The Simultaneous Determination of Muscle Cell pH Using a Weak Acid and Weak Base

Abstract

Should significant pH heterogeneity exist within cells then the simultaneous calculation of intracellular pH from the distribution of a weak acid will give a value closest to the highest pH in the system, whereas calculation from the distribution of a weak base will give a value closer to the lowest pH. These two values should then differ significantly. Intact rat diaphragms were exposed in vitro to varying bicarbonate concentrations (pure metabolic) and CO₂ tensions (pure respiratory), and steady-state cell pH was measured simultaneously either by distribution of the weak acid 5,5-dimethyloxazolidine-2,4-dione-¹⁴C (pH DMO) or by distribution of the weak base nicotine-¹⁴C (pH nicotine). The latter compound was found suitable to measure cell pH since it was neither metabolized nor bound by rat diaphragms.

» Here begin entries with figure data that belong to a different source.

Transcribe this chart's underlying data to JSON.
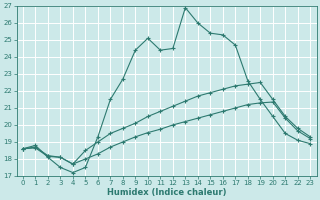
{
  "xlabel": "Humidex (Indice chaleur)",
  "bg_color": "#cce9e9",
  "grid_color": "#ffffff",
  "line_color": "#2d7a70",
  "xlim": [
    -0.5,
    23.5
  ],
  "ylim": [
    17,
    27
  ],
  "xticks": [
    0,
    1,
    2,
    3,
    4,
    5,
    6,
    7,
    8,
    9,
    10,
    11,
    12,
    13,
    14,
    15,
    16,
    17,
    18,
    19,
    20,
    21,
    22,
    23
  ],
  "yticks": [
    17,
    18,
    19,
    20,
    21,
    22,
    23,
    24,
    25,
    26,
    27
  ],
  "line1_x": [
    0,
    1,
    2,
    3,
    4,
    5,
    6,
    7,
    8,
    9,
    10,
    11,
    12,
    13,
    14,
    15,
    16,
    17,
    18,
    19,
    20,
    21,
    22,
    23
  ],
  "line1_y": [
    18.6,
    18.8,
    18.1,
    17.5,
    17.2,
    17.5,
    19.3,
    21.5,
    22.7,
    24.4,
    25.1,
    24.4,
    24.5,
    26.9,
    26.0,
    25.4,
    25.3,
    24.7,
    22.6,
    21.5,
    20.5,
    19.5,
    19.1,
    18.9
  ],
  "line2_x": [
    0,
    1,
    2,
    3,
    4,
    5,
    6,
    7,
    8,
    9,
    10,
    11,
    12,
    13,
    14,
    15,
    16,
    17,
    18,
    19,
    20,
    21,
    22,
    23
  ],
  "line2_y": [
    18.6,
    18.7,
    18.2,
    18.1,
    17.7,
    18.5,
    19.0,
    19.5,
    19.8,
    20.1,
    20.5,
    20.8,
    21.1,
    21.4,
    21.7,
    21.9,
    22.1,
    22.3,
    22.4,
    22.5,
    21.5,
    20.5,
    19.8,
    19.3
  ],
  "line3_x": [
    0,
    1,
    2,
    3,
    4,
    5,
    6,
    7,
    8,
    9,
    10,
    11,
    12,
    13,
    14,
    15,
    16,
    17,
    18,
    19,
    20,
    21,
    22,
    23
  ],
  "line3_y": [
    18.6,
    18.65,
    18.15,
    18.1,
    17.7,
    18.0,
    18.3,
    18.7,
    19.0,
    19.3,
    19.55,
    19.75,
    20.0,
    20.2,
    20.4,
    20.6,
    20.8,
    21.0,
    21.2,
    21.3,
    21.35,
    20.4,
    19.65,
    19.2
  ]
}
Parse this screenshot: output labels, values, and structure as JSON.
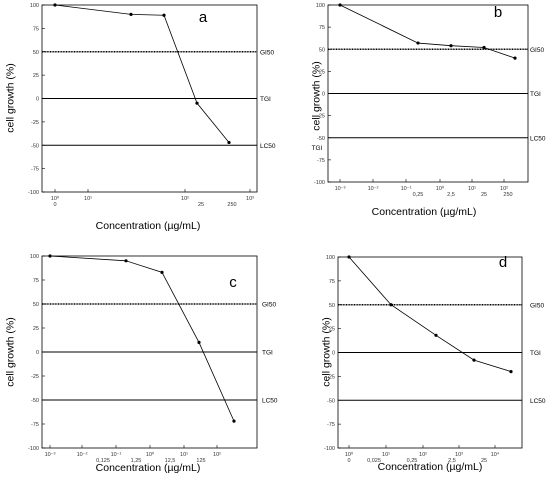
{
  "chart_data": [
    {
      "type": "line",
      "panel_label": "a",
      "ylabel": "cell growth (%)",
      "xlabel": "Concentration (µg/mL)",
      "ylim": [
        -100,
        100
      ],
      "yticks": [
        "100",
        "75",
        "50",
        "25",
        "0",
        "-25",
        "-50",
        "-75",
        "-100"
      ],
      "xticks": [
        "10⁰",
        "10¹",
        "10²",
        "10³"
      ],
      "xtick_sublabels": [
        "0",
        "25",
        "250"
      ],
      "reference_lines": [
        {
          "name": "GI50",
          "y": 50
        },
        {
          "name": "TGI",
          "y": 0
        },
        {
          "name": "LC50",
          "y": -50
        }
      ],
      "x": [
        "0",
        "2.5",
        "5",
        "25",
        "250"
      ],
      "values": [
        100,
        90,
        89,
        -5,
        -47
      ]
    },
    {
      "type": "line",
      "panel_label": "b",
      "ylabel": "cell growth (%)",
      "xlabel": "Concentration (µg/mL)",
      "ylim": [
        -100,
        100
      ],
      "yticks": [
        "100",
        "75",
        "50",
        "25",
        "0",
        "-25",
        "-50",
        "-75",
        "-100"
      ],
      "xticks": [
        "10⁻³",
        "10⁻²",
        "10⁻¹",
        "10⁰",
        "10¹",
        "10²"
      ],
      "xtick_sublabels": [
        "0,25",
        "2,5",
        "25",
        "250"
      ],
      "reference_lines": [
        {
          "name": "GI50",
          "y": 50
        },
        {
          "name": "TGI",
          "y": 0
        },
        {
          "name": "LC50",
          "y": -50
        }
      ],
      "extra_labels": [
        "TGI"
      ],
      "x": [
        "0.001",
        "0.25",
        "2.5",
        "25",
        "250"
      ],
      "values": [
        100,
        57,
        54,
        52,
        40
      ]
    },
    {
      "type": "line",
      "panel_label": "c",
      "ylabel": "cell growth (%)",
      "xlabel": "Concentration (µg/mL)",
      "ylim": [
        -100,
        100
      ],
      "yticks": [
        "100",
        "75",
        "50",
        "25",
        "0",
        "-25",
        "-50",
        "-75",
        "-100"
      ],
      "xticks": [
        "10⁻³",
        "10⁻²",
        "10⁻¹",
        "10⁰",
        "10¹",
        "10²"
      ],
      "xtick_sublabels": [
        "0,125",
        "1,25",
        "12,5",
        "125"
      ],
      "reference_lines": [
        {
          "name": "GI50",
          "y": 50
        },
        {
          "name": "TGI",
          "y": 0
        },
        {
          "name": "LC50",
          "y": -50
        }
      ],
      "x": [
        "0.001",
        "0.125",
        "1.25",
        "12.5",
        "125"
      ],
      "values": [
        100,
        95,
        83,
        10,
        -72
      ]
    },
    {
      "type": "line",
      "panel_label": "d",
      "ylabel": "cell growth (%)",
      "xlabel": "Concentration (µg/mL)",
      "ylim": [
        -100,
        100
      ],
      "yticks": [
        "100",
        "75",
        "50",
        "25",
        "0",
        "-25",
        "-50",
        "-75",
        "-100"
      ],
      "xticks": [
        "10⁰",
        "10¹",
        "10²",
        "10³",
        "10⁴"
      ],
      "xtick_sublabels": [
        "0",
        "0,025",
        "0,25",
        "2,5",
        "25"
      ],
      "reference_lines": [
        {
          "name": "GI50",
          "y": 50
        },
        {
          "name": "TGI",
          "y": 0
        },
        {
          "name": "LC50",
          "y": -50
        }
      ],
      "x": [
        "0",
        "0.025",
        "0.25",
        "2.5",
        "25"
      ],
      "values": [
        100,
        50,
        18,
        -8,
        -20
      ]
    }
  ]
}
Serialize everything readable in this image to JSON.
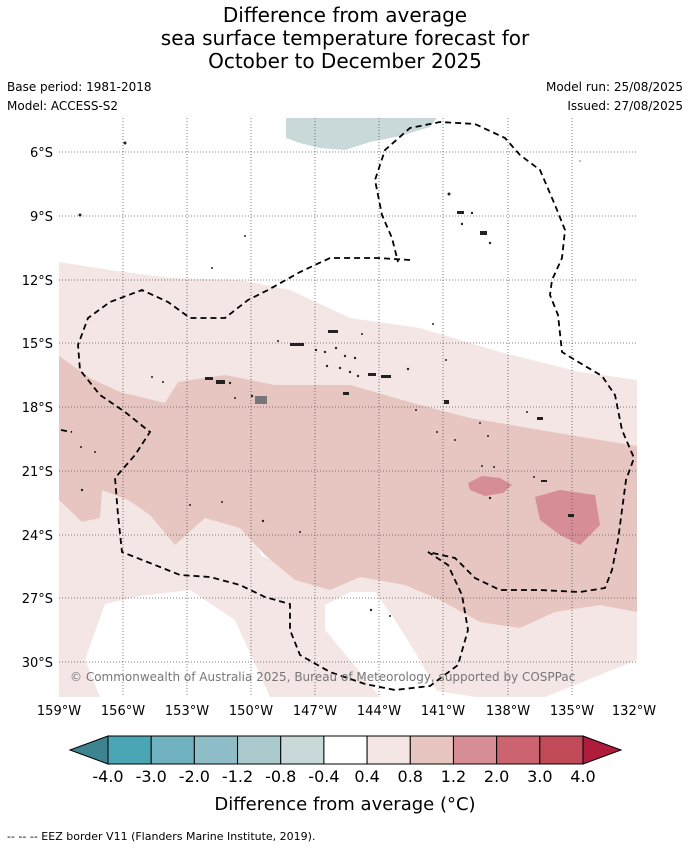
{
  "title": {
    "line1": "Difference from average",
    "line2": "sea surface temperature forecast for",
    "line3": "October to December 2025"
  },
  "meta": {
    "base_period": "Base period: 1981-2018",
    "model": "Model: ACCESS-S2",
    "model_run": "Model run: 25/08/2025",
    "issued": "Issued: 27/08/2025"
  },
  "map": {
    "lat_labels": [
      "6°S",
      "9°S",
      "12°S",
      "15°S",
      "18°S",
      "21°S",
      "24°S",
      "27°S",
      "30°S"
    ],
    "lon_labels": [
      "159°W",
      "156°W",
      "153°W",
      "150°W",
      "147°W",
      "144°W",
      "141°W",
      "138°W",
      "135°W",
      "132°W"
    ],
    "copyright": "© Commonwealth of Australia 2025, Bureau of Meteorology, supported by COSPPac"
  },
  "colorbar": {
    "ticks": [
      "-4.0",
      "-3.0",
      "-2.0",
      "-1.2",
      "-0.8",
      "-0.4",
      "0.4",
      "0.8",
      "1.2",
      "2.0",
      "3.0",
      "4.0"
    ],
    "colors": [
      "#3d8390",
      "#4aa5b5",
      "#6fb1bf",
      "#8fbdc7",
      "#a9c9cd",
      "#c9d8d9",
      "#ffffff",
      "#f4e6e4",
      "#e7c5c0",
      "#d68d96",
      "#cc6470",
      "#c04a58",
      "#b01c3c"
    ],
    "label": "Difference from average (°C)"
  },
  "footer": {
    "legend": "-- -- -- EEZ border V11 (Flanders Marine Institute, 2019)."
  }
}
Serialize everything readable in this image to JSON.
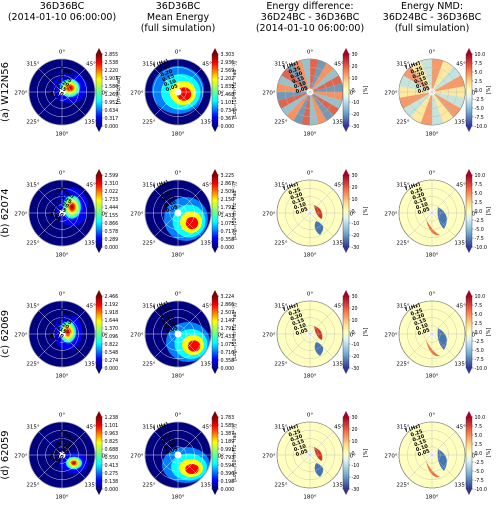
{
  "figure": {
    "columns": [
      {
        "title_lines": [
          "36D36BC",
          "(2014-01-10 06:00:00)"
        ],
        "kind": "energy"
      },
      {
        "title_lines": [
          "36D36BC",
          "Mean Energy",
          "(full simulation)"
        ],
        "kind": "energy"
      },
      {
        "title_lines": [
          "Energy difference:",
          "36D24BC - 36D36BC",
          "(2014-01-10 06:00:00)"
        ],
        "kind": "diff"
      },
      {
        "title_lines": [
          "Energy NMD:",
          "36D24BC - 36D36BC",
          "(full simulation)"
        ],
        "kind": "nmd"
      }
    ],
    "rows": [
      {
        "label": "(a) W12N56",
        "energy_ticks": [
          "2.855",
          "2.538",
          "2.220",
          "1.903",
          "1.586",
          "1.269",
          "0.952",
          "0.634",
          "0.317",
          "0.000"
        ],
        "mean_ticks": [
          "3.303",
          "2.936",
          "2.569",
          "2.202",
          "1.835",
          "1.468",
          "1.101",
          "0.734",
          "0.367",
          "0.000"
        ]
      },
      {
        "label": "(b) 62074",
        "energy_ticks": [
          "2.599",
          "2.310",
          "2.022",
          "1.733",
          "1.444",
          "1.155",
          "0.866",
          "0.578",
          "0.289",
          "0.000"
        ],
        "mean_ticks": [
          "3.225",
          "2.867",
          "2.509",
          "2.150",
          "1.792",
          "1.433",
          "1.075",
          "0.717",
          "0.358",
          "0.000"
        ]
      },
      {
        "label": "(c) 62069",
        "energy_ticks": [
          "2.466",
          "2.192",
          "1.918",
          "1.644",
          "1.370",
          "1.096",
          "0.822",
          "0.548",
          "0.274",
          "0.000"
        ],
        "mean_ticks": [
          "3.224",
          "2.866",
          "2.507",
          "2.149",
          "1.791",
          "1.433",
          "1.075",
          "0.716",
          "0.358",
          "0.000"
        ]
      },
      {
        "label": "(d) 62059",
        "energy_ticks": [
          "1.238",
          "1.101",
          "0.963",
          "0.825",
          "0.688",
          "0.550",
          "0.413",
          "0.275",
          "0.138",
          "0.000"
        ],
        "mean_ticks": [
          "1.783",
          "1.585",
          "1.387",
          "1.189",
          "0.991",
          "0.793",
          "0.594",
          "0.396",
          "0.198",
          "0.000"
        ]
      }
    ],
    "diff_ticks": [
      "30",
      "20",
      "10",
      "0",
      "-10",
      "-20",
      "-30"
    ],
    "nmd_ticks": [
      "10.0",
      "7.5",
      "5.0",
      "2.5",
      "0.0",
      "-2.5",
      "-5.0",
      "-7.5",
      "-10.0"
    ],
    "direction_labels": [
      "0°",
      "45°",
      "90°",
      "135°",
      "180°",
      "225°",
      "270°",
      "315°"
    ],
    "freq_labels": [
      "0.05",
      "0.10",
      "0.15",
      "0.20",
      "0.25"
    ],
    "freq_axis_label": "f (Hz)",
    "energy_cbar_label": "[m²/Hz/rad]",
    "mean_cbar_label": "[Log₁₀(10⁶m²Hz⁻¹rad⁻¹)]",
    "pct_label": "[%]",
    "colors": {
      "jet": [
        "#00007f",
        "#0000ff",
        "#007fff",
        "#00ffff",
        "#7fff7f",
        "#ffff00",
        "#ff7f00",
        "#ff0000",
        "#7f0000"
      ],
      "rdylbu": [
        "#313695",
        "#4575b4",
        "#74add1",
        "#abd9e9",
        "#e0f3f8",
        "#ffffbf",
        "#fee090",
        "#fdae61",
        "#f46d43",
        "#d73027",
        "#a50026"
      ]
    }
  }
}
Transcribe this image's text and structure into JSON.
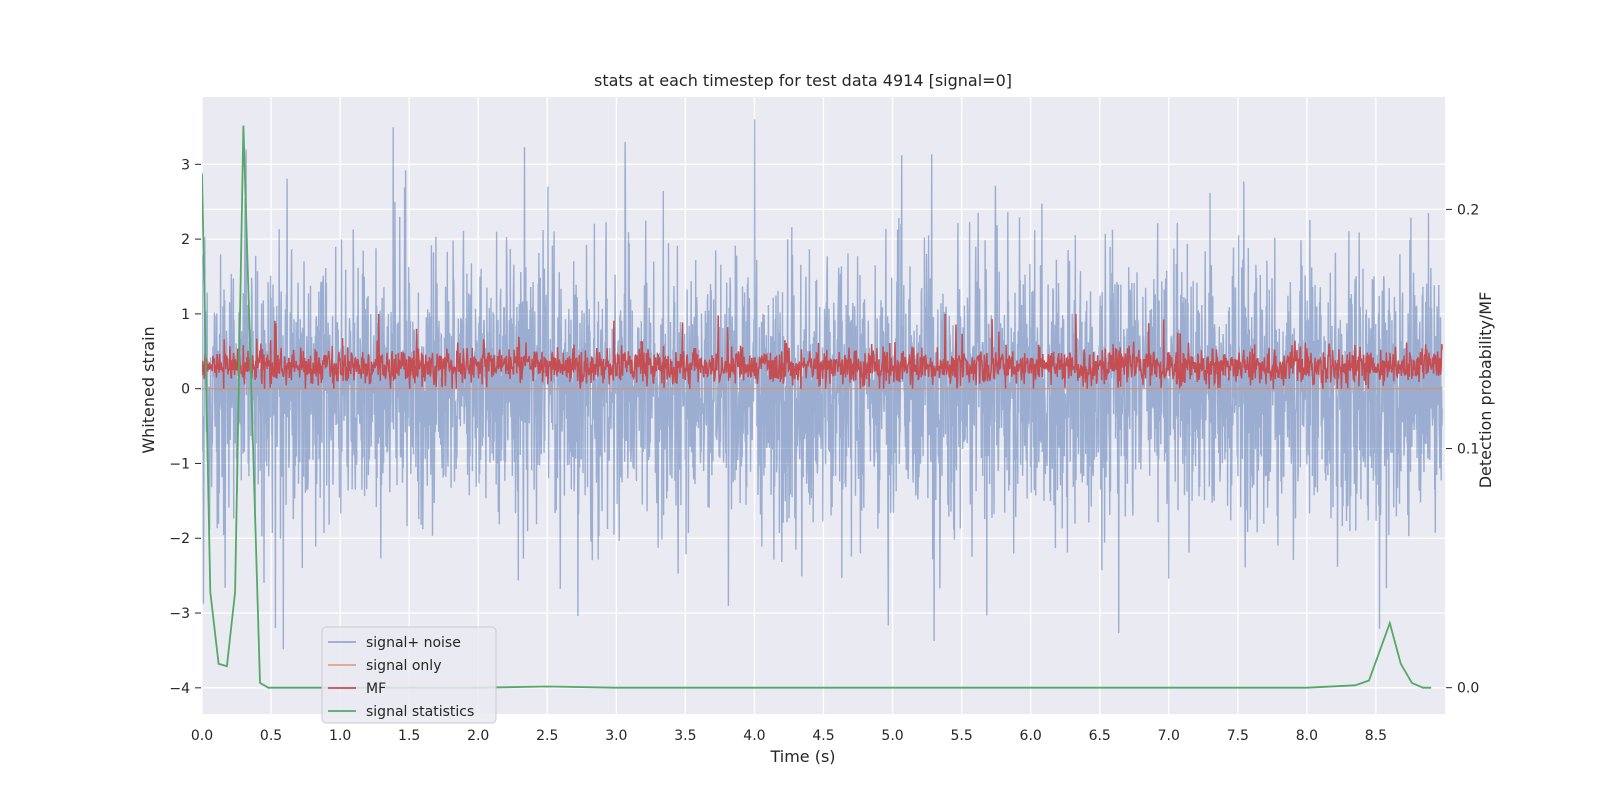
{
  "chart_data": {
    "type": "line",
    "title": "stats at each timestep for test data 4914 [signal=0]",
    "xlabel": "Time (s)",
    "ylabel": "Whitened strain",
    "y2label": "Detection probability/MF",
    "xlim": [
      0.0,
      9.0
    ],
    "ylim": [
      -4.35,
      3.9
    ],
    "y2lim": [
      -0.011,
      0.247
    ],
    "xticks": [
      "0.0",
      "0.5",
      "1.0",
      "1.5",
      "2.0",
      "2.5",
      "3.0",
      "3.5",
      "4.0",
      "4.5",
      "5.0",
      "5.5",
      "6.0",
      "6.5",
      "7.0",
      "7.5",
      "8.0",
      "8.5"
    ],
    "yticks": [
      "3",
      "2",
      "1",
      "0",
      "−1",
      "−2",
      "−3",
      "−4"
    ],
    "y2ticks": [
      "0.2",
      "0.1",
      "0.0"
    ],
    "grid": true,
    "legend_position": "lower-left",
    "series": [
      {
        "name": "signal+ noise",
        "color": "#4c72b0",
        "axis": "left",
        "shape": "noise band approx. -2.5 to 2.5, peaks ~3.6"
      },
      {
        "name": "signal only",
        "color": "#dd8452",
        "axis": "left",
        "values": "flat at 0"
      },
      {
        "name": "MF",
        "color": "#c44e52",
        "axis": "left",
        "shape": "noisy band approx. 0.0 to 0.8"
      },
      {
        "name": "signal statistics",
        "color": "#55a868",
        "axis": "right",
        "x": [
          0.0,
          0.06,
          0.12,
          0.18,
          0.24,
          0.3,
          0.36,
          0.42,
          0.48,
          1.0,
          2.0,
          2.5,
          3.0,
          4.0,
          5.0,
          6.0,
          7.0,
          8.0,
          8.35,
          8.45,
          8.6,
          8.68,
          8.76,
          8.84,
          8.9
        ],
        "values": [
          0.215,
          0.04,
          0.01,
          0.009,
          0.04,
          0.235,
          0.12,
          0.002,
          0.0,
          0.0,
          0.0,
          0.0005,
          0.0,
          0.0,
          0.0,
          0.0,
          0.0,
          0.0,
          0.001,
          0.003,
          0.027,
          0.01,
          0.002,
          0.0,
          0.0
        ]
      }
    ]
  }
}
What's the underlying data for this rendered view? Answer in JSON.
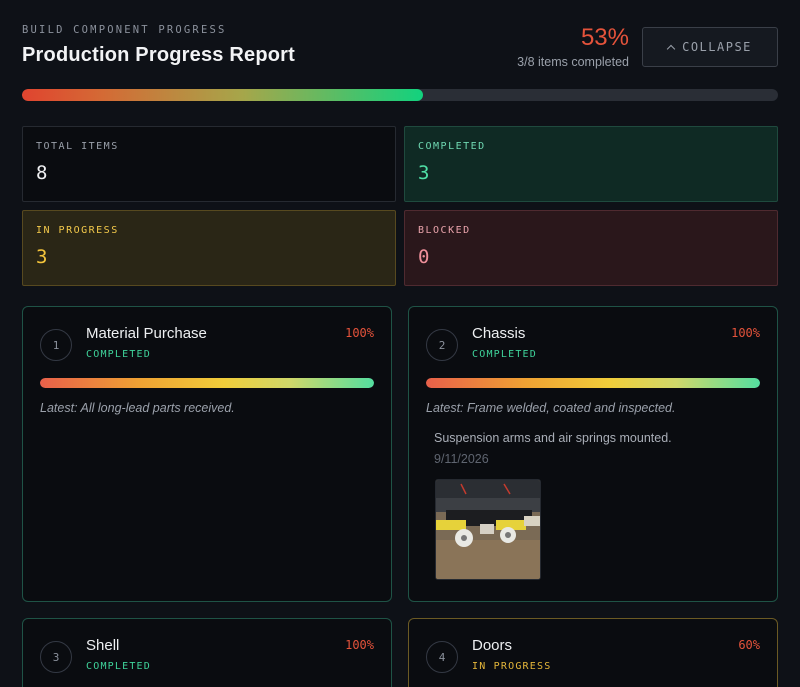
{
  "header": {
    "eyebrow": "BUILD COMPONENT PROGRESS",
    "title": "Production Progress Report",
    "percent_label": "53%",
    "items_completed": "3/8 items completed",
    "collapse_label": "COLLAPSE",
    "progress_fraction": 0.53
  },
  "stats": {
    "total": {
      "label": "TOTAL ITEMS",
      "value": "8"
    },
    "completed": {
      "label": "COMPLETED",
      "value": "3"
    },
    "in_progress": {
      "label": "IN PROGRESS",
      "value": "3"
    },
    "blocked": {
      "label": "BLOCKED",
      "value": "0"
    }
  },
  "cards": [
    {
      "number": "1",
      "title": "Material Purchase",
      "status": "COMPLETED",
      "percent_label": "100%",
      "progress": 1.0,
      "latest": "Latest: All long-lead parts received."
    },
    {
      "number": "2",
      "title": "Chassis",
      "status": "COMPLETED",
      "percent_label": "100%",
      "progress": 1.0,
      "latest": "Latest: Frame welded, coated and inspected.",
      "update_text": "Suspension arms and air springs mounted.",
      "update_date": "9/11/2026"
    },
    {
      "number": "3",
      "title": "Shell",
      "status": "COMPLETED",
      "percent_label": "100%",
      "progress": 1.0
    },
    {
      "number": "4",
      "title": "Doors",
      "status": "IN PROGRESS",
      "percent_label": "60%",
      "progress": 0.6
    }
  ],
  "colors": {
    "accent_red": "#e5533b",
    "completed_green": "#3fd39a",
    "in_progress_yellow": "#e5b73a",
    "blocked_pink": "#ef8f9a"
  },
  "icons": {
    "collapse": "chevron-up-icon"
  }
}
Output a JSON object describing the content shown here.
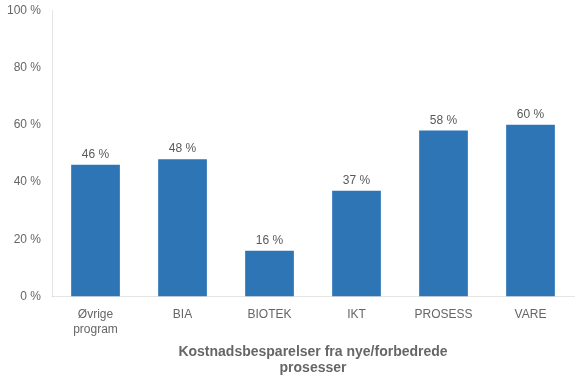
{
  "chart_data": {
    "type": "bar",
    "xlabel": "Kostnadsbesparelser fra nye/forbedrede\nprosesser",
    "categories": [
      "Øvrige\nprogram",
      "BIA",
      "BIOTEK",
      "IKT",
      "PROSESS",
      "VARE"
    ],
    "values": [
      46,
      48,
      16,
      37,
      58,
      60
    ],
    "value_labels": [
      "46 %",
      "48 %",
      "16 %",
      "37 %",
      "58 %",
      "60 %"
    ],
    "data_labels": true,
    "color": "#2E75B6",
    "ylim": [
      0,
      100
    ],
    "yticks": [
      {
        "value": 0,
        "label": "0 %"
      },
      {
        "value": 20,
        "label": "20 %"
      },
      {
        "value": 40,
        "label": "40 %"
      },
      {
        "value": 60,
        "label": "60 %"
      },
      {
        "value": 80,
        "label": "80 %"
      },
      {
        "value": 100,
        "label": "100 %"
      }
    ],
    "grid": false
  }
}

At an external pH of 7.40, pH DMO was 7.17 while pH nicotine was 6.69—a pH difference of 0.48 pH units (P < 0.001). In either respiratory or metabolic alkalosis both DMO and pH nicotine rose so that differences between them remained essentially constant. Metabolic acidosis induced a decrease in both values though they fell more slowly than did extracellular pH. In contradistinction, in respiratory acidosis, decreasing extracellular pH from 7.40 to 6.80 resulted in 0.35 pH unit drop in pH DMO while pH nicotine remained constant. In every experiment, under all external conditions, pH DMO exceeded pH nicotine. These results indicate that there is significant pH heterogeneity within diaphragm muscle, but the degree of heterogeneity may vary under different external conditions. The metabolic implications of these findings are discussed. In addition, the data show that true overall cell pH is between 6.69 and 7.17—a full pH higher than would be expected from thermodynamic considerations alone. This implies the presence of active processes to maintain cell pH.